An analysis of virus samples from six of the eight members of the family showed 32 mutations accumulated as it spread, according to the confidential research obtained by Nature.

The analysis had been presented by virologist Malik Pereis of the University of Hong Kong at a closed meeting of animal and human health experts in Jakarta last month.

The first infected member of the family was a 37-year-old woman who probably caught the disease from poultry and then transmitted it to relatives before she died.

The World Health Organisation (WHO), which has admitted that the cluster of cases was probably caused by human-to-human transmission, had said in May that there had been no significant mutations in the strain found the in family.

Nature said although the WHO statement was not incorrect, more could have been said about the changes that were found.

"One of the mutations confers resistance to the antiviral drug amantadine, a fact not mentioned in the WHO statement," the journal said.

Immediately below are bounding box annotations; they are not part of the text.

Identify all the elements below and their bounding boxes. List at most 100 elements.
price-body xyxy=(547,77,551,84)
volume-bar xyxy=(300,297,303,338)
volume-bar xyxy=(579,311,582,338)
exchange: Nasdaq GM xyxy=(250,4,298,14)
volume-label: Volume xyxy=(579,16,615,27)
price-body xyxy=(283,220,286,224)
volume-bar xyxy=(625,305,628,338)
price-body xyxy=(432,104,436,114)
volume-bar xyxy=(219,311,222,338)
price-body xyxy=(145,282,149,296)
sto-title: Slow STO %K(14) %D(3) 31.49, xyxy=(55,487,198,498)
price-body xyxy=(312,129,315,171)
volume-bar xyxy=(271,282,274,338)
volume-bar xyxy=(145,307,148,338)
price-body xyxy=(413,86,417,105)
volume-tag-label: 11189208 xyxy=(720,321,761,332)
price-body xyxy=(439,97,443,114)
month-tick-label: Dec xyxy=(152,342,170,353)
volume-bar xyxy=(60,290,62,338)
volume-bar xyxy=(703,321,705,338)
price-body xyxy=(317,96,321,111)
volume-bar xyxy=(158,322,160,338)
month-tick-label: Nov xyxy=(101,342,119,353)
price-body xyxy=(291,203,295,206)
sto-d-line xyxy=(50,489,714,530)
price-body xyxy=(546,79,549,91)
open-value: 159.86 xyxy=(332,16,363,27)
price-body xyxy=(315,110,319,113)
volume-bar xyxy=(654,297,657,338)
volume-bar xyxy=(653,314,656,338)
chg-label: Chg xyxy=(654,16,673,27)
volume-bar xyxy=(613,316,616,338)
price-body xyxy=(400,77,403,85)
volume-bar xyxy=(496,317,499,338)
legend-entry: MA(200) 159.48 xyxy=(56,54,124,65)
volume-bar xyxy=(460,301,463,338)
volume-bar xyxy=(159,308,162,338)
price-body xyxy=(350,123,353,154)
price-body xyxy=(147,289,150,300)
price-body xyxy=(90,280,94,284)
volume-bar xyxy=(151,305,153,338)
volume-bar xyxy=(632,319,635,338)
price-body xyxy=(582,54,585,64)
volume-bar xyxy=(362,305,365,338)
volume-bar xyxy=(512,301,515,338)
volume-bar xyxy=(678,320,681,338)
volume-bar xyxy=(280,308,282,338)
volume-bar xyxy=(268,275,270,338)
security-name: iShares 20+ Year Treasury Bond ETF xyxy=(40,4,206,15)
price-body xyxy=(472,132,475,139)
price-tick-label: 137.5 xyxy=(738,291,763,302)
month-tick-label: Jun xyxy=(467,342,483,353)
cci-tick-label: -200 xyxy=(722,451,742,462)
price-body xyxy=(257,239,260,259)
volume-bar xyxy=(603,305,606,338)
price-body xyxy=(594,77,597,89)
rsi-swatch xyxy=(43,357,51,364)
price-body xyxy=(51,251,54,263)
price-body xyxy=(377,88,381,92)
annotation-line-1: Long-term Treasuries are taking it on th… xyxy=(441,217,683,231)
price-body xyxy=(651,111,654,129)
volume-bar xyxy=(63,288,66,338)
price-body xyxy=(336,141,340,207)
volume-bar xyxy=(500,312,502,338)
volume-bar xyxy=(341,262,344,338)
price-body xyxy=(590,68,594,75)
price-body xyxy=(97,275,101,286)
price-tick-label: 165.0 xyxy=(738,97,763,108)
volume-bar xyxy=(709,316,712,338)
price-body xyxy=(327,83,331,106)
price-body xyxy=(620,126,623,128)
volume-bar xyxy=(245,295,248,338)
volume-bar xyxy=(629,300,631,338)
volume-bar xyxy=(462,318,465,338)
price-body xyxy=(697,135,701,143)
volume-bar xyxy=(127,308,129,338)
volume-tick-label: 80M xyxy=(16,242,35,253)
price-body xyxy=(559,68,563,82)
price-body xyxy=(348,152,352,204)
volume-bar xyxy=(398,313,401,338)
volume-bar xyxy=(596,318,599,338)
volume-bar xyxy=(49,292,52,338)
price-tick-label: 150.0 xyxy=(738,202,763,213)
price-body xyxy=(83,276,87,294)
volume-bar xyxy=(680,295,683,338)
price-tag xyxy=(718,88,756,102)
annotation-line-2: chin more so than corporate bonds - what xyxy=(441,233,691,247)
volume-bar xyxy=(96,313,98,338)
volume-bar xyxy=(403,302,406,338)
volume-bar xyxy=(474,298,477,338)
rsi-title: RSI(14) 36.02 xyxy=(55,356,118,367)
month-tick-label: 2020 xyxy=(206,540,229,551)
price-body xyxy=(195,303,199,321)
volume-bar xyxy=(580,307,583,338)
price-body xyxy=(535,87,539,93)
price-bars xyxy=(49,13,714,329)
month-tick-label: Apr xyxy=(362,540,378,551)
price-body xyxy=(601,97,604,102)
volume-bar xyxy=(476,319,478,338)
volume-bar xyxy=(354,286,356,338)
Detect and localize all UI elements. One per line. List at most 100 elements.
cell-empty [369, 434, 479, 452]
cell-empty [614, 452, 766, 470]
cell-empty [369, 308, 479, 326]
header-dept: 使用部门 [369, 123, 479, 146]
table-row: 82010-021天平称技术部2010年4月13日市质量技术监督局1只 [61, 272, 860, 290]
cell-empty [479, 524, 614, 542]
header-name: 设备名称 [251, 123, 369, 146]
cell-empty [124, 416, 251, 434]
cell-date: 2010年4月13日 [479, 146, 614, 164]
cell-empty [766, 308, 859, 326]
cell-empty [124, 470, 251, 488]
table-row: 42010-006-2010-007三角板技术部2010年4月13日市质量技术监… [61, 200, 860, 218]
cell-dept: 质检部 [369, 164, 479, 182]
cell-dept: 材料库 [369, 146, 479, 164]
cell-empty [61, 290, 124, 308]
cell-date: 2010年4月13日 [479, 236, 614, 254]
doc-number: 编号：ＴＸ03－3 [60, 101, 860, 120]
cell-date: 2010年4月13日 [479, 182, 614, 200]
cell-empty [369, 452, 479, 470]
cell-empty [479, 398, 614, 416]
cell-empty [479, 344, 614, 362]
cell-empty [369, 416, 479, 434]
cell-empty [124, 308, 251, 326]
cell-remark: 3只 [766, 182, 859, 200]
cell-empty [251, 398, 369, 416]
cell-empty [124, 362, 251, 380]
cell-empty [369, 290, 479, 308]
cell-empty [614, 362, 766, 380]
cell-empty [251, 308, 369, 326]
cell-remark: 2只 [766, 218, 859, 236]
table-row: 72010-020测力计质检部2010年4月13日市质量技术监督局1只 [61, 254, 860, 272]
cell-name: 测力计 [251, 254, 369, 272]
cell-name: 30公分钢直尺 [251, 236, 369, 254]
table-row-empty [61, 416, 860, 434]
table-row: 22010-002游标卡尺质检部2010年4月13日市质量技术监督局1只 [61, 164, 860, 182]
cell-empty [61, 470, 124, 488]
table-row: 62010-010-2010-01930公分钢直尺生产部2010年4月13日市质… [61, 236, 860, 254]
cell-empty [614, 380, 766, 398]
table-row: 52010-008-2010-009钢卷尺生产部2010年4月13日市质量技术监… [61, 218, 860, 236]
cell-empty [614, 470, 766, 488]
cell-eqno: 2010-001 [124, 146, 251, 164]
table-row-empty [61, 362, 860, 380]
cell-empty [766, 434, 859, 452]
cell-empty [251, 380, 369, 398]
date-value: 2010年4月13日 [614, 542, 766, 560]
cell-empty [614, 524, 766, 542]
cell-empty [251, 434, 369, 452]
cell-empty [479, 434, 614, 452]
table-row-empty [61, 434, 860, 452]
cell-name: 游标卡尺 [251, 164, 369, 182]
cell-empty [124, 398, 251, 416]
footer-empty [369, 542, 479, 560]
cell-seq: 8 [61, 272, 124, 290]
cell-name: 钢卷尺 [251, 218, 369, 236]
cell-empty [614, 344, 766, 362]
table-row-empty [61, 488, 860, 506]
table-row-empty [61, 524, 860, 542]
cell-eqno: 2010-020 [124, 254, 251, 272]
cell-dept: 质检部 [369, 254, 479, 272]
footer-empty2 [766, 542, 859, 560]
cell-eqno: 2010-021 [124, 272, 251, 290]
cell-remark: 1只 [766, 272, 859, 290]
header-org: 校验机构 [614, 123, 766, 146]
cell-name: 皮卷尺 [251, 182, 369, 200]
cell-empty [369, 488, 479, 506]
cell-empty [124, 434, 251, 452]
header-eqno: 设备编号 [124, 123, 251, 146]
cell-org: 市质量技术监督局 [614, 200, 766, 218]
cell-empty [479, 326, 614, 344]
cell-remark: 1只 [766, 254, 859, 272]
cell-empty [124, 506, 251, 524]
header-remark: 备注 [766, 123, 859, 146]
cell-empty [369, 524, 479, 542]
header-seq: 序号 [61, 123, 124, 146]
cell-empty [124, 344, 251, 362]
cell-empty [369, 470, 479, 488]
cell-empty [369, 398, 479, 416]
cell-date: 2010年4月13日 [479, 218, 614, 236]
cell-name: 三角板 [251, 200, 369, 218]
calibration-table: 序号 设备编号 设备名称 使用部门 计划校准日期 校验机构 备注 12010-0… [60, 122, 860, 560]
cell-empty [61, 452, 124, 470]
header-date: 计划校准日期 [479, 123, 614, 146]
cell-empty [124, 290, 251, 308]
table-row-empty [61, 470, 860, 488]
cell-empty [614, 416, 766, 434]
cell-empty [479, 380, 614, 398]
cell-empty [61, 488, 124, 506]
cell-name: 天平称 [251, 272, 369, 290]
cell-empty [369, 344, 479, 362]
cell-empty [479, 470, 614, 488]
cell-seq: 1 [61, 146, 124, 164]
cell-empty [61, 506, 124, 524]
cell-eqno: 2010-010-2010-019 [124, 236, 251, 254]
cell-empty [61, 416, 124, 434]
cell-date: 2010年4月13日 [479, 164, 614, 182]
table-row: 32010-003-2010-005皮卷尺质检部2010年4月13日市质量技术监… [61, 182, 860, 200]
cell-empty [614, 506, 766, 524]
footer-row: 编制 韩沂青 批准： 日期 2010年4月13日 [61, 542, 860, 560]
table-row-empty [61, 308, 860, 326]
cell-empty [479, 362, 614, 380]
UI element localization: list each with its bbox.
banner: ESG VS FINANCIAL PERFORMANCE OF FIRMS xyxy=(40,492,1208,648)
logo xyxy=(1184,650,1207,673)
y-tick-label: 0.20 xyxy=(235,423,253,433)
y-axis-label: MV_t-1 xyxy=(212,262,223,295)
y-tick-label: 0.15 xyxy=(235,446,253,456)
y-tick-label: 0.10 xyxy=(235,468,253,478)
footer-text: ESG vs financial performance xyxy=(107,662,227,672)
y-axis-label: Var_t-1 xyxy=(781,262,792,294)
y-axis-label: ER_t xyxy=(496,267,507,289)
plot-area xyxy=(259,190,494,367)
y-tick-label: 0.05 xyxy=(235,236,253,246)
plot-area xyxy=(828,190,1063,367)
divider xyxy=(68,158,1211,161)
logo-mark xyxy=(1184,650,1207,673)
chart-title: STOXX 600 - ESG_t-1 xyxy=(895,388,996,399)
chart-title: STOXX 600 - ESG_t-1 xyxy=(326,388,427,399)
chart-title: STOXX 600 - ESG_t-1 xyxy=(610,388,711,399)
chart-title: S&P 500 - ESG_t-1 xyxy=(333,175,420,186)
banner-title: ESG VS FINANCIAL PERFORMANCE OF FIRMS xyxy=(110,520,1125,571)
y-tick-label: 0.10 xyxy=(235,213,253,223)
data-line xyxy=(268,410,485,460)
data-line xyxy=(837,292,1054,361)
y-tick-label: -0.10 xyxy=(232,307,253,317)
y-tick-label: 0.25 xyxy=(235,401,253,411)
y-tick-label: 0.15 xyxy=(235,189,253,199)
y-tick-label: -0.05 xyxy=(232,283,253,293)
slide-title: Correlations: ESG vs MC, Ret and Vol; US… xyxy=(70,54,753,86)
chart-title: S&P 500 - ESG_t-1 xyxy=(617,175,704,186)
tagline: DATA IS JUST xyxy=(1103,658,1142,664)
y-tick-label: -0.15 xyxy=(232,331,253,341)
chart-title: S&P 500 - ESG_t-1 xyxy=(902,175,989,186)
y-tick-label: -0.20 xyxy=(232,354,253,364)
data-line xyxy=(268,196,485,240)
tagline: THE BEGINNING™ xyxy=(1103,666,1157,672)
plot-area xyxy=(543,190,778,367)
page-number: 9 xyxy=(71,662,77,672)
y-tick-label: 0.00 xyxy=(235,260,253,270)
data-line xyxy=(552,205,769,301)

Scientists fear the H5N1 virus that has killed more than 100 people and millions of bird since 2003 as it spread from Asia to Europe and Africa could mutate into a strain that could spark a human pandemic.

The mutations found in the virus from the Indonesian cluster were not significant enough for the virus to spread beyond the family.

Virologists contacted by Nature said part of the reason the significance of the mutations is unclear is because withholding the information has hampered the study of the virus.